With our nation still emerging from the shadow cast by the terrible events in Orlando, we are seeing an unusually high amount of action on the gun control front. Today is a particularly big day. First, the U.S. Senate is set to vote on four bills on the subject, thanks to Senator Chris Murphy’s (D-CT) recent filibuster. Second, a Connecticut state court judge heard arguments today on whether a lawsuit against gun manufacturers can proceed. That suit seeks to hold the manufacturers accountable for the Sandy Hook massacre that killed 26 students and teachers in an elementary school.
Finally, the U.S. Supreme Court today decided not to hear a case regarding a new Connecticut gun control law. The law, passed in the wake of Sandy Hook, instituted a host of new restrictions on gun ownership in that state. The Court’s inaction upholds the law, at least for the time being.
The Supreme Court deciding not to hear a case like this is actually big news, and it’s becoming a trend in the realm of gun control. Back in December, the Court similarly declined to hear a gun-control case out of Highland Park, Illinois. Here’s what we wrote back then about how these rulings can affect Philadelphia. All of the information (including Donald Trump’s obsession with ousting Muslim Americans from America, sadly) applies even under the Court’s most recent action.
In the wake of last week’s San Bernadino shootings, a great deal of the public discourse has turned to gun control, particularly assault rifles. (Donald Trump is more focused on Muslim control, but that’s beside the point for now.) For years, liberals and Democrats have tried to push gun control measures through state legislatures and Congress. And for years, the Supreme Court has rejected those laws as unconstitutional, seeming to chart a path to freewheeling gun ownership with no limits in sight.
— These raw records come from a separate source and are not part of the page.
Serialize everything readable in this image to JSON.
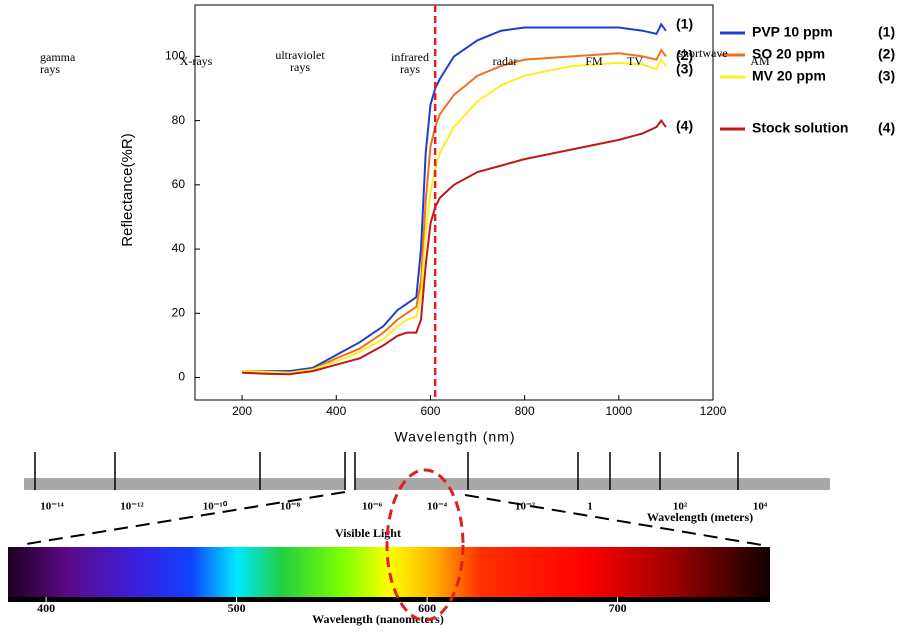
{
  "chart_data": {
    "type": "line",
    "xlabel": "Wavelength (nm)",
    "ylabel": "Reflectance(%R)",
    "x": [
      200,
      250,
      300,
      350,
      400,
      450,
      500,
      530,
      550,
      570,
      580,
      590,
      600,
      610,
      620,
      650,
      700,
      750,
      800,
      900,
      1000,
      1050,
      1080,
      1090,
      1100
    ],
    "series": [
      {
        "name": "PVP 10 ppm",
        "tag": "(1)",
        "color": "#1f3fc4",
        "values": [
          2,
          2,
          2,
          3,
          7,
          11,
          16,
          21,
          23,
          25,
          40,
          70,
          85,
          90,
          93,
          100,
          105,
          108,
          109,
          109,
          109,
          108,
          107,
          110,
          108
        ]
      },
      {
        "name": "SO 20 ppm",
        "tag": "(2)",
        "color": "#f07020",
        "values": [
          2,
          1.8,
          1.5,
          2.5,
          6,
          9,
          14,
          18,
          20,
          22,
          30,
          55,
          72,
          78,
          82,
          88,
          94,
          97,
          99,
          100,
          101,
          100,
          99,
          102,
          100
        ]
      },
      {
        "name": "MV 20 ppm",
        "tag": "(3)",
        "color": "#ffee22",
        "values": [
          2,
          1.8,
          1.5,
          2.5,
          5,
          8,
          12,
          16,
          18,
          19,
          25,
          45,
          58,
          65,
          70,
          78,
          86,
          91,
          94,
          97,
          98,
          97.5,
          96,
          99,
          97
        ]
      },
      {
        "name": "Stock solution",
        "tag": "(4)",
        "color": "#c01818",
        "values": [
          1.5,
          1.2,
          1,
          2,
          4,
          6,
          10,
          13,
          14,
          14,
          18,
          35,
          48,
          53,
          56,
          60,
          64,
          66,
          68,
          71,
          74,
          76,
          78,
          80,
          78
        ]
      }
    ],
    "xlim": [
      100,
      1200
    ],
    "ylim": [
      -7,
      116
    ],
    "xticks": [
      200,
      400,
      600,
      800,
      1000,
      1200
    ],
    "yticks": [
      0,
      20,
      40,
      60,
      80,
      100
    ],
    "vline": 610,
    "vline_color": "#e02020"
  },
  "spectrum": {
    "bands": [
      "gamma rays",
      "X-rays",
      "ultraviolet rays",
      "infrared rays",
      "radar",
      "FM",
      "TV",
      "shortwave",
      "AM"
    ],
    "scale": [
      "10⁻¹⁴",
      "10⁻¹²",
      "10⁻¹⁰",
      "10⁻⁸",
      "10⁻⁶",
      "10⁻⁴",
      "10⁻²",
      "1",
      "10²",
      "10⁴"
    ],
    "scale_title": "Wavelength (meters)",
    "visible_title": "Visible Light",
    "visible": {
      "xlim": [
        380,
        780
      ],
      "xticks": [
        400,
        500,
        600,
        700
      ],
      "xlabel": "Wavelength (nanometers)"
    }
  }
}
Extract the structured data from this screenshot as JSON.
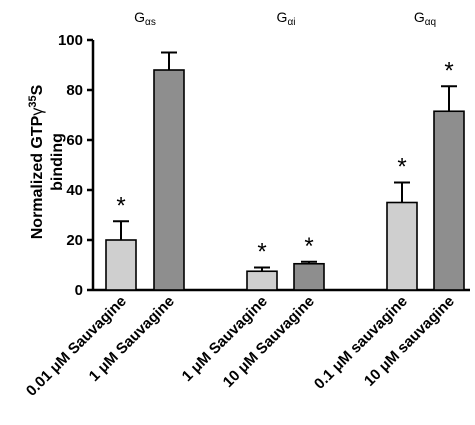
{
  "chart_data": {
    "type": "bar",
    "ylabel_line1": "Normalized GTP",
    "ylabel_gamma": "γ",
    "ylabel_sup": "35",
    "ylabel_line1_end": "S",
    "ylabel_line2": "binding",
    "ylim": [
      0,
      100
    ],
    "yticks": [
      "0",
      "20",
      "40",
      "60",
      "80",
      "100"
    ],
    "grid": false,
    "groups": [
      {
        "title_main": "G",
        "title_sub": "αs"
      },
      {
        "title_main": "G",
        "title_sub": "αi"
      },
      {
        "title_main": "G",
        "title_sub": "αq"
      }
    ],
    "bars": [
      {
        "category": "0.01 μM Sauvagine",
        "group": 0,
        "value": 20,
        "error": 7.5,
        "color": "#cfcfcf",
        "significance": "*"
      },
      {
        "category": "1 μM Sauvagine",
        "group": 0,
        "value": 88,
        "error": 7,
        "color": "#8e8e8e",
        "significance": ""
      },
      {
        "category": "1 μM Sauvagine",
        "group": 1,
        "value": 7.5,
        "error": 1.5,
        "color": "#cfcfcf",
        "significance": "*"
      },
      {
        "category": "10 μM Sauvagine",
        "group": 1,
        "value": 10.5,
        "error": 0.8,
        "color": "#8e8e8e",
        "significance": "*"
      },
      {
        "category": "0.1 μM sauvagine",
        "group": 2,
        "value": 35,
        "error": 8,
        "color": "#cfcfcf",
        "significance": "*"
      },
      {
        "category": "10 μM sauvagine",
        "group": 2,
        "value": 71.5,
        "error": 10,
        "color": "#8e8e8e",
        "significance": "*"
      }
    ]
  }
}
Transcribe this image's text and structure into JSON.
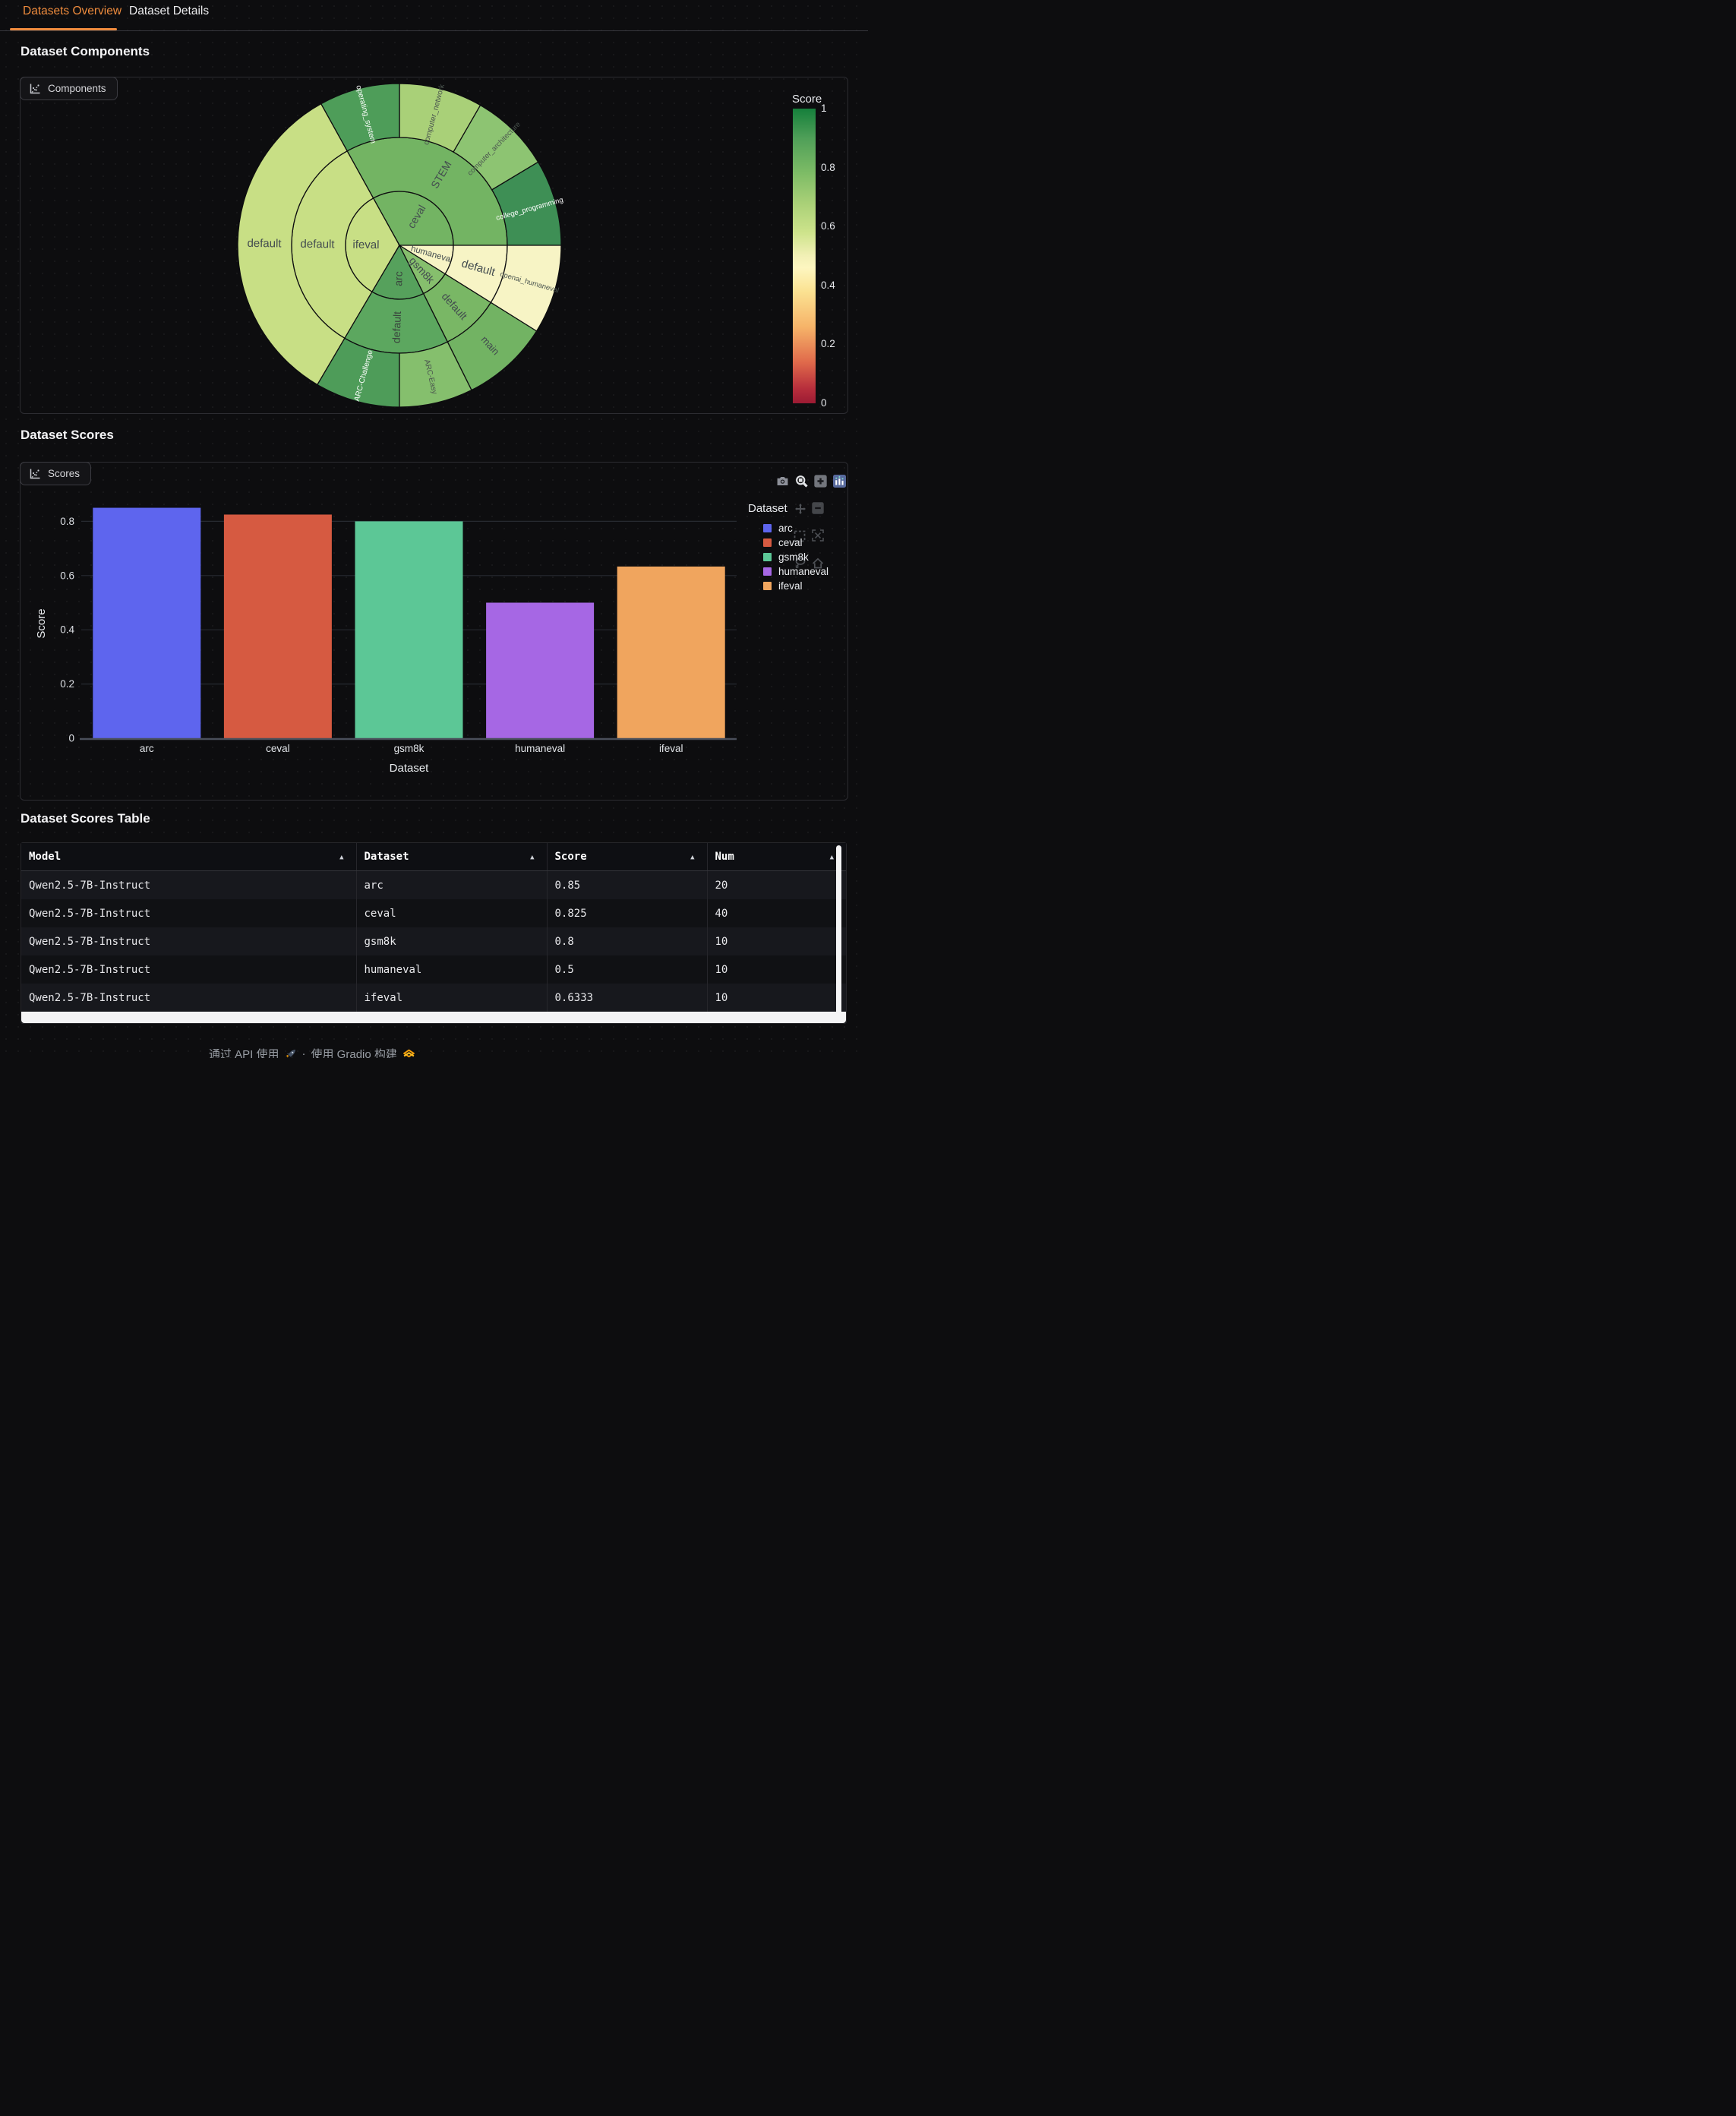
{
  "tabs": [
    {
      "label": "Datasets Overview",
      "active": true
    },
    {
      "label": "Dataset Details",
      "active": false
    }
  ],
  "sections": {
    "components": {
      "heading": "Dataset Components",
      "tab_label": "Components"
    },
    "scores": {
      "heading": "Dataset Scores",
      "tab_label": "Scores"
    },
    "table": {
      "heading": "Dataset Scores Table"
    }
  },
  "chart_data": [
    {
      "type": "sunburst",
      "description": "Dataset components sunburst, colored by Score (RdYlGn, 0=red, 1=green)",
      "colorbar": {
        "title": "Score",
        "ticks": [
          "1",
          "0.8",
          "0.6",
          "0.4",
          "0.2",
          "0"
        ],
        "range": [
          0,
          1
        ],
        "colormap": "RdYlGn"
      },
      "rings": [
        "dataset",
        "subset",
        "split"
      ],
      "segments": [
        {
          "label": "ceval",
          "ring": 0,
          "a0": 0,
          "a1": 119,
          "color": "#73b463",
          "text": "#434c4f",
          "fs": 14
        },
        {
          "label": "ifeval",
          "ring": 0,
          "a0": 119,
          "a1": 239.5,
          "color": "#c8df85",
          "text": "#434c4f",
          "fs": 15
        },
        {
          "label": "arc",
          "ring": 0,
          "a0": 239.5,
          "a1": 296.5,
          "color": "#56a15c",
          "text": "#39443d",
          "fs": 14
        },
        {
          "label": "gsm8k",
          "ring": 0,
          "a0": 296.5,
          "a1": 328,
          "color": "#86bf6d",
          "text": "#434c4f",
          "fs": 14
        },
        {
          "label": "humaneval",
          "ring": 0,
          "a0": 328,
          "a1": 360,
          "color": "#f7f4c5",
          "text": "#434c4f",
          "fs": 11.5
        },
        {
          "label": "STEM",
          "ring": 1,
          "a0": 0,
          "a1": 119,
          "color": "#73b463",
          "text": "#434c4f",
          "fs": 14
        },
        {
          "label": "default",
          "ring": 1,
          "a0": 119,
          "a1": 239.5,
          "color": "#c8df85",
          "text": "#434c4f",
          "fs": 15
        },
        {
          "label": "default",
          "ring": 1,
          "a0": 239.5,
          "a1": 296.5,
          "color": "#5ca75f",
          "text": "#39443d",
          "fs": 14
        },
        {
          "label": "default",
          "ring": 1,
          "a0": 296.5,
          "a1": 328,
          "color": "#79b765",
          "text": "#434c4f",
          "fs": 14
        },
        {
          "label": "default",
          "ring": 1,
          "a0": 328,
          "a1": 360,
          "color": "#f7f4c5",
          "text": "#434c4f",
          "fs": 15
        },
        {
          "label": "college_programming",
          "ring": 2,
          "a0": 0,
          "a1": 31,
          "color": "#3e8f55",
          "text": "#ffffff",
          "fs": 9.5
        },
        {
          "label": "computer_architecture",
          "ring": 2,
          "a0": 31,
          "a1": 60,
          "color": "#8dc472",
          "text": "#4a544f",
          "fs": 9.5
        },
        {
          "label": "computer_network",
          "ring": 2,
          "a0": 60,
          "a1": 90,
          "color": "#a9d078",
          "text": "#4a544f",
          "fs": 10
        },
        {
          "label": "operating_system",
          "ring": 2,
          "a0": 90,
          "a1": 119,
          "color": "#4e9d59",
          "text": "#ffffff",
          "fs": 10
        },
        {
          "label": "default",
          "ring": 2,
          "a0": 119,
          "a1": 239.5,
          "color": "#c8df85",
          "text": "#434c4f",
          "fs": 15
        },
        {
          "label": "ARC-Challenge",
          "ring": 2,
          "a0": 239.5,
          "a1": 270,
          "color": "#4e9c59",
          "text": "#ffffff",
          "fs": 10
        },
        {
          "label": "ARC-Easy",
          "ring": 2,
          "a0": 270,
          "a1": 296.5,
          "color": "#85bf6d",
          "text": "#4a544f",
          "fs": 10
        },
        {
          "label": "main",
          "ring": 2,
          "a0": 296.5,
          "a1": 328,
          "color": "#72b363",
          "text": "#434c4f",
          "fs": 13
        },
        {
          "label": "openai_humaneval",
          "ring": 2,
          "a0": 328,
          "a1": 360,
          "color": "#f7f4c5",
          "text": "#4a544f",
          "fs": 9.5
        }
      ]
    },
    {
      "type": "bar",
      "title": "",
      "categories": [
        "arc",
        "ceval",
        "gsm8k",
        "humaneval",
        "ifeval"
      ],
      "values": [
        0.85,
        0.825,
        0.8,
        0.5,
        0.6333
      ],
      "colors": [
        "#5e65ee",
        "#d65a41",
        "#5cc796",
        "#a667e4",
        "#f0a55e"
      ],
      "xlabel": "Dataset",
      "ylabel": "Score",
      "yticks": [
        0,
        0.2,
        0.4,
        0.6,
        0.8
      ],
      "ylim": [
        0,
        0.89
      ],
      "grid": true,
      "legend_title": "Dataset",
      "legend_position": "right"
    }
  ],
  "table": {
    "columns": [
      "Model",
      "Dataset",
      "Score",
      "Num"
    ],
    "sort_icon": "▲",
    "rows": [
      [
        "Qwen2.5-7B-Instruct",
        "arc",
        "0.85",
        "20"
      ],
      [
        "Qwen2.5-7B-Instruct",
        "ceval",
        "0.825",
        "40"
      ],
      [
        "Qwen2.5-7B-Instruct",
        "gsm8k",
        "0.8",
        "10"
      ],
      [
        "Qwen2.5-7B-Instruct",
        "humaneval",
        "0.5",
        "10"
      ],
      [
        "Qwen2.5-7B-Instruct",
        "ifeval",
        "0.6333",
        "10"
      ]
    ]
  },
  "modebar": {
    "icons": [
      "camera",
      "zoom",
      "zoom-in",
      "plotly-logo"
    ],
    "overlay_icons": [
      "pan",
      "zoom-out",
      "box-select",
      "autoscale",
      "lasso",
      "home"
    ]
  },
  "footer": {
    "use_api": "通过 API 使用",
    "separator": "·",
    "built_with": "使用 Gradio 构建"
  },
  "colors": {
    "accent_orange": "#ee8b3d",
    "page_bg": "#0d0d0f",
    "scrollbar": "#f4f4f5",
    "panel_border": "#2c2c31"
  }
}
So it was a surprise this week when the Supreme Court refused to hear a gun control case out of the suburbs of Chicago. The City of Highland Park had passed a law making it illegal for anyone to possess an “assault rifle,” which they defined as a semi-automatic weapon that can hold magazines of more than ten bullets. Had the Supreme Court decided to hear the case, they could have then overturned that law and declared it unconstitutional. By refusing to hear it, the Court effectively declared Highland Park’s law constitutional, paving the way for other cities and towns to pass similar laws.
Philadelphia won’t be one of them—at least for now. It’s not because gun violence isn’t a problem here; Philadelphia saw 621 shootings resulting in injury in 2014, and 149 gun-related murders. As of August 2015, the numbers were trending higher: 692 shootings with 161 murders. (Most shootings in Philadelphia do not occur with the types of assault rifles banned in Highland Park.)
But while other municipalities around the country may now follow Highland Park’s lead, the decision won’t affect us at all thanks to a state law that handcuffs our local legislators from legislating on the issue. A little Second Amendment history and a primer on Pennsylvania lawsheds light on why.
The Court’s action was surprising largely because conservative groups like the National Rifle Association have had a field day at the Supreme Court in recent years, after literally centuries of relative inactivity on the Second Amendment.
Prior to 2008, the last time the Court tackled a Second Amendment issue was in 1939, when it upheld a conviction for transporting sawed-off shotguns. In 2008, the Court decided D.C. v. Heller, which for the first time held that individuals, not just “well-regulated militias,” have the right to bear arms, placing severe restrictions on federal gun controls.
Then, in 2010, the Court ruled in McDonald v. City of Chicago that the Court’s expansive new version of the Second Amendment applied to state and local governments as well.
Until this week, the Court seemed willing to run roughshod over any gun control measures they could. But by refusing to take the Highland Park case, they have instead opened the door for much more stringent local restrictions on gun purchase, ownership and use.
Now we can expect cities across the country to pass laws similar, if not identical, to the Highland Park law in an effort to curb the prevalence of assault rifles like the ones used in last week’s San Bernadino mass shooting. In fact, just yesterday, the governor of Connecticut announced an executive order banning all gun sales in his state to individuals on federal terrorism watch lists.
Unlike Illinois and Connecticut, though, Pennsylvania has a law called the Uniform Firearms Act, part of which prevents any local municipality from passing gun laws that are more restrictive than preexisting state law. Council President Darrell Clarke found this out the hard way in 2008, when City Council tried to impose a ban assault rifles in the City of Philadelphia and limit handgun purchases to one per person per month. The ban was overturned by state courts because it was more restrictive than the state’s gun regulations. Meanwhile, laws similar to the UFA have been routinely deemed constitutional.
Any change to the types of guns allowed in Philadelphia depends on our state government passing more restrictive gun laws first, something unlikely to happen so long as our General Assembly is dominated by Republicans from rural and suburban parts of the state. Which means while other cities around the country take advantage of the Highland Park case to limit the sales of semi-automatic weapons like the ones used in San Bernardino, Philadelphia will have no such option.